Читать «Полное и окончательное безобразие. Мемуары. Эссе» онлайн
Алексей Глебович Смирнов (фон Раух)
Страница 33 из 174
Став деканом факультета живописи, папаша стал наводить там элементарный порядок. Он требовал, чтобы студенты не пили водку в мастерских, не совокуплялись с натурщицами прямо на подиумах, собирали объедки своих нехитрых трапез и курили только в особых комнатах. За это студенты прозвали его КГБ-Смирнов, просто добавив к его инициалам еще одну букву. Папаша всегда ходил с тростью-дубиной и, когда злился, стучал ею по полу, студенты его боялись, были уверены, что он может этой тростью запросто ударить и по лбу. Раздражаясь, папаша багровел и имел устрашающий вид. Когда они с Соловьевым шли по коридору, студенты-коковцы жались к стенам. В те годы папаша уже отъелся и был довольно грузен. Соловьев хоть и постарел, но все время случайно отрывал дверные ручки и ломал двери, открывая их в другую сторону. В первые годы их появления в институте студентов учили рисунку без дураков, на уровне Петербургской академии, и появились такие крупные рисовальщики, как Жилинский, родственник князей Голицыных и внук царского генерала. Жилинского оставили преподавать в институте. В общем, все их годы пребывания в институте были мрачны, но довольно приличны. Единственным, кто безобразничал, был проректор Кузнецов. Он постоянно произносил такие речи: «Пикасса — яврей, Сязан — яврей, Писсаро — яврей, и все они яврей». Его своеобразный ивановский выговор передразнивали все студенты. Видно было, что слово «яврей» было для него синонимом предателя и негодяя, и он объяснял, что всех «явреев» сразу после рождения надо топить в поганых глубоких лужах. Кузнецов писал длинные голубоватые пейзажи, явно под Александра Иванова. Он подружился с президентом Академии Герасимовым, ездил к нему в мастерскую в чум, ел там плов, приготовленный Тамарой Ханум, и устроил в институт ее дочку Ванцетту. Водку, как старообрядец, Кузнецов вообще не пил, не курил. Под свою ответственность он оставил в институте ассистента Фалька Лейзерова, который перед ним пресмыкался, подавал ему пальто и надевал на ботинки галоши. И даже сделал
его профессором. Ежедневно вечером они вдвоем пили подаваемый секретаршей чай с лимоном, и если при этом присутствовал кто-то третий, Кузнецов непременно задавал Лейзерову свои традиционные вопросы: «Какое основное дело сделали «явреи» в истории?» И тот так же традиционно и бойко отвечал: «Распяли Иисуса Христа, и за это проклят их род до седьмого колена». Кузнецов довольно кивал и задавал следующий вопрос: «А кто такой выдающий себя за художника Фальк?» Лейзеров: «Гнусный пачкун и скрытый агент американского империализма». Далее следовал любимый вопрос Кузнецова: «А где теперь Роза Люксембург?» — «Ее утопили в канаве, как шелудивую кошку». — «А почему она не всплыла?» — «Потому что ей привязали к шее камень». И так продолжалось несколько лет. И Кузнецов, и Модоров, и Дейнека, и Корин, и другие внушали мне уже тогда отвращение и ужас. По-видимому, Кузнецова в молодости очень сильно унижали какие-то евреи-коммунисты, и теперь он, получив власть, отыгрывался.

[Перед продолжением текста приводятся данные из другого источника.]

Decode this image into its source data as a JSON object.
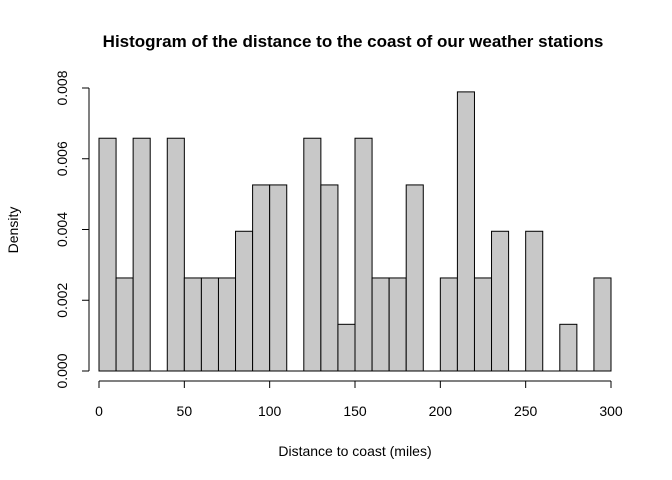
{
  "chart_data": {
    "type": "bar",
    "title": "Histogram of the distance to the coast of our weather stations",
    "xlabel": "Distance to coast (miles)",
    "ylabel": "Density",
    "bin_width": 10,
    "bins": [
      {
        "start": 0,
        "end": 10,
        "density": 0.00658
      },
      {
        "start": 10,
        "end": 20,
        "density": 0.00263
      },
      {
        "start": 20,
        "end": 30,
        "density": 0.00658
      },
      {
        "start": 30,
        "end": 40,
        "density": 0.0
      },
      {
        "start": 40,
        "end": 50,
        "density": 0.00658
      },
      {
        "start": 50,
        "end": 60,
        "density": 0.00263
      },
      {
        "start": 60,
        "end": 70,
        "density": 0.00263
      },
      {
        "start": 70,
        "end": 80,
        "density": 0.00263
      },
      {
        "start": 80,
        "end": 90,
        "density": 0.00395
      },
      {
        "start": 90,
        "end": 100,
        "density": 0.00526
      },
      {
        "start": 100,
        "end": 110,
        "density": 0.00526
      },
      {
        "start": 110,
        "end": 120,
        "density": 0.0
      },
      {
        "start": 120,
        "end": 130,
        "density": 0.00658
      },
      {
        "start": 130,
        "end": 140,
        "density": 0.00526
      },
      {
        "start": 140,
        "end": 150,
        "density": 0.00132
      },
      {
        "start": 150,
        "end": 160,
        "density": 0.00658
      },
      {
        "start": 160,
        "end": 170,
        "density": 0.00263
      },
      {
        "start": 170,
        "end": 180,
        "density": 0.00263
      },
      {
        "start": 180,
        "end": 190,
        "density": 0.00526
      },
      {
        "start": 190,
        "end": 200,
        "density": 0.0
      },
      {
        "start": 200,
        "end": 210,
        "density": 0.00263
      },
      {
        "start": 210,
        "end": 220,
        "density": 0.00789
      },
      {
        "start": 220,
        "end": 230,
        "density": 0.00263
      },
      {
        "start": 230,
        "end": 240,
        "density": 0.00395
      },
      {
        "start": 240,
        "end": 250,
        "density": 0.0
      },
      {
        "start": 250,
        "end": 260,
        "density": 0.00395
      },
      {
        "start": 260,
        "end": 270,
        "density": 0.0
      },
      {
        "start": 270,
        "end": 280,
        "density": 0.00132
      },
      {
        "start": 280,
        "end": 290,
        "density": 0.0
      },
      {
        "start": 290,
        "end": 300,
        "density": 0.00263
      }
    ],
    "xlim": [
      0,
      300
    ],
    "ylim": [
      0,
      0.008
    ],
    "x_ticks": [
      0,
      50,
      100,
      150,
      200,
      250,
      300
    ],
    "x_tick_labels": [
      "0",
      "50",
      "100",
      "150",
      "200",
      "250",
      "300"
    ],
    "y_ticks": [
      0,
      0.002,
      0.004,
      0.006,
      0.008
    ],
    "y_tick_labels": [
      "0.000",
      "0.002",
      "0.004",
      "0.006",
      "0.008"
    ],
    "grid": false,
    "legend": "none",
    "bar_fill_color": "#c8c8c8",
    "bar_edge_color": "#000000"
  }
}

Однажды Кузнецов рассказал папаше, как в Нижегородской губернии чекистские отряды во главе с евреями громили староверческие скиты и расстреливали наставников и чернецов.
Папаша Лейзерову руки не подавал и говорил, что он не может переносить, когда при нем унижают человека с его же согласия. В последние сталинские годы антисемитизм был государственной политикой, ненавидящие евреев люди повылезали из своих нор повсюду. Папаша еще по ВХУТЕМАСУ хорошо знал Фалька. Как-то они вдвоем сидели в очереди к зубному врачу, и Фальк спросил папашу: «Ну, как там Лейзеров?» Папаша пожал плечами, а Фальк улыбнулся и сказал: «Ты, Глеб, наивный, а Лейзеров — мудрец и всех нас пересидит. Я на него не обижаюсь, он и при мне был подлецом, и мне это даже нравилось. Я его тоже за подлость держал — он мне обо всем докладывал. С подлецами легко жить: знаешь, что не будет неожиданностей».

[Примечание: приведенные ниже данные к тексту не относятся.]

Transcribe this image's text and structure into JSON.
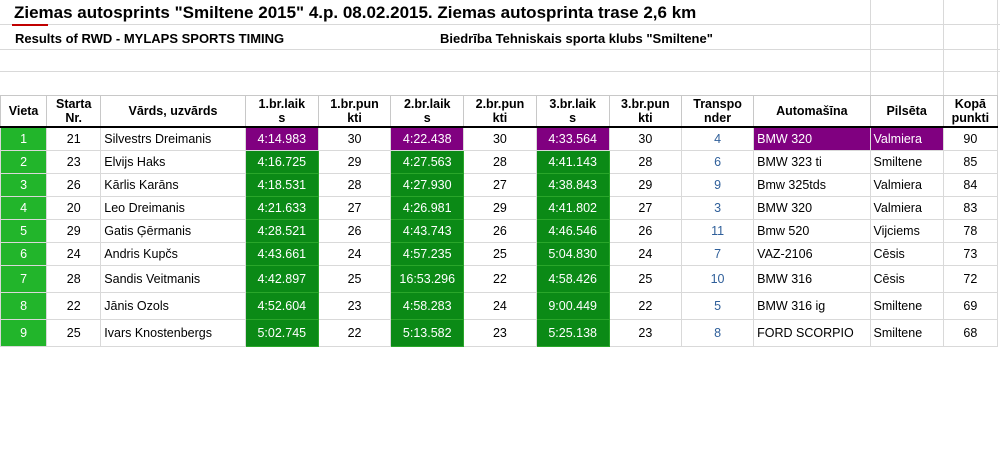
{
  "header": {
    "title": "Ziemas autosprints \"Smiltene 2015\" 4.p. 08.02.2015. Ziemas autosprinta trase 2,6 km",
    "results_label": "Results of RWD - MYLAPS SPORTS TIMING",
    "organizer": "Biedrība Tehniskais sporta klubs \"Smiltene\""
  },
  "columns": [
    "Vieta",
    "Starta Nr.",
    "Vārds, uzvārds",
    "1.br.laiks",
    "1.br.punkti",
    "2.br.laiks",
    "2.br.punkti",
    "3.br.laiks",
    "3.br.punkti",
    "Transponder",
    "Automašīna",
    "Pilsēta",
    "Kopā punkti"
  ],
  "column_display": [
    "Vieta",
    "Starta\nNr.",
    "Vārds, uzvārds",
    "1.br.laik\ns",
    "1.br.pun\nkti",
    "2.br.laik\ns",
    "2.br.pun\nkti",
    "3.br.laik\ns",
    "3.br.pun\nkti",
    "Transpo\nnder",
    "Automašīna",
    "Pilsēta",
    "Kopā\npunkti"
  ],
  "rows": [
    {
      "place": "1",
      "start": "21",
      "name": "Silvestrs Dreimanis",
      "t1": "4:14.983",
      "p1": "30",
      "t2": "4:22.438",
      "p2": "30",
      "t3": "4:33.564",
      "p3": "30",
      "transponder": "4",
      "car": "BMW 320",
      "city": "Valmiera",
      "total": "90"
    },
    {
      "place": "2",
      "start": "23",
      "name": "Elvijs Haks",
      "t1": "4:16.725",
      "p1": "29",
      "t2": "4:27.563",
      "p2": "28",
      "t3": "4:41.143",
      "p3": "28",
      "transponder": "6",
      "car": "BMW 323 ti",
      "city": "Smiltene",
      "total": "85"
    },
    {
      "place": "3",
      "start": "26",
      "name": "Kārlis Karāns",
      "t1": "4:18.531",
      "p1": "28",
      "t2": "4:27.930",
      "p2": "27",
      "t3": "4:38.843",
      "p3": "29",
      "transponder": "9",
      "car": "Bmw 325tds",
      "city": "Valmiera",
      "total": "84"
    },
    {
      "place": "4",
      "start": "20",
      "name": "Leo Dreimanis",
      "t1": "4:21.633",
      "p1": "27",
      "t2": "4:26.981",
      "p2": "29",
      "t3": "4:41.802",
      "p3": "27",
      "transponder": "3",
      "car": "BMW 320",
      "city": "Valmiera",
      "total": "83"
    },
    {
      "place": "5",
      "start": "29",
      "name": "Gatis Ģērmanis",
      "t1": "4:28.521",
      "p1": "26",
      "t2": "4:43.743",
      "p2": "26",
      "t3": "4:46.546",
      "p3": "26",
      "transponder": "11",
      "car": "Bmw 520",
      "city": "Vijciems",
      "total": "78"
    },
    {
      "place": "6",
      "start": "24",
      "name": "Andris Kupčs",
      "t1": "4:43.661",
      "p1": "24",
      "t2": "4:57.235",
      "p2": "25",
      "t3": "5:04.830",
      "p3": "24",
      "transponder": "7",
      "car": "VAZ-2106",
      "city": "Cēsis",
      "total": "73"
    },
    {
      "place": "7",
      "start": "28",
      "name": "Sandis Veitmanis",
      "t1": "4:42.897",
      "p1": "25",
      "t2": "16:53.296",
      "p2": "22",
      "t3": "4:58.426",
      "p3": "25",
      "transponder": "10",
      "car": "BMW 316",
      "city": "Cēsis",
      "total": "72"
    },
    {
      "place": "8",
      "start": "22",
      "name": "Jānis Ozols",
      "t1": "4:52.604",
      "p1": "23",
      "t2": "4:58.283",
      "p2": "24",
      "t3": "9:00.449",
      "p3": "22",
      "transponder": "5",
      "car": "BMW 316 ig",
      "city": "Smiltene",
      "total": "69"
    },
    {
      "place": "9",
      "start": "25",
      "name": "Ivars Knostenbergs",
      "t1": "5:02.745",
      "p1": "22",
      "t2": "5:13.582",
      "p2": "23",
      "t3": "5:25.138",
      "p3": "23",
      "transponder": "8",
      "car": "FORD SCORPIO",
      "city": "Smiltene",
      "total": "68"
    }
  ],
  "colors": {
    "green_cell": "#0b8a16",
    "rank_cell": "#22b52b",
    "best_time": "#800080",
    "transponder_text": "#2f5f9a",
    "title_accent": "#c00000"
  }
}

Кузнецов открыто заявлял, что при нем ни один «яврей» не поступит на живописный факультет. Но вот к скульпторам сухой немец Манизер принял Эрнста Неизвестного. Отец Манизера был немецким академистом, и сам Матвей Генрихович заполнил своими идолами всю Россию и станцию московского метро «Площадь революции». Лепил он с женой и тоже любил, как Герасимов, все делать сам, не доверяя ученикам. Свое дело он знал хорошо, но был скульптурный комфашист (хорошее слово я придумал, однако, — «комфашист», пожалуй, с моей Эрэфией пойдет гулять).
Сжившись со своей жертвой Лейзером, Кузнецов сделал его не только профессором, но и устроил его племянника (человека способного, но психически больного) на графический факультет. Папаша и Соловьев разогнали всех спавших со студентами натурщиц эпохи Грабаря и набрали огромных, за сто кило, кобыл с огромными тяжелыми грудями и задами, словно чемоданы. От одной из них стареющий Соловьев прижил дочку, которую холил и лелеял.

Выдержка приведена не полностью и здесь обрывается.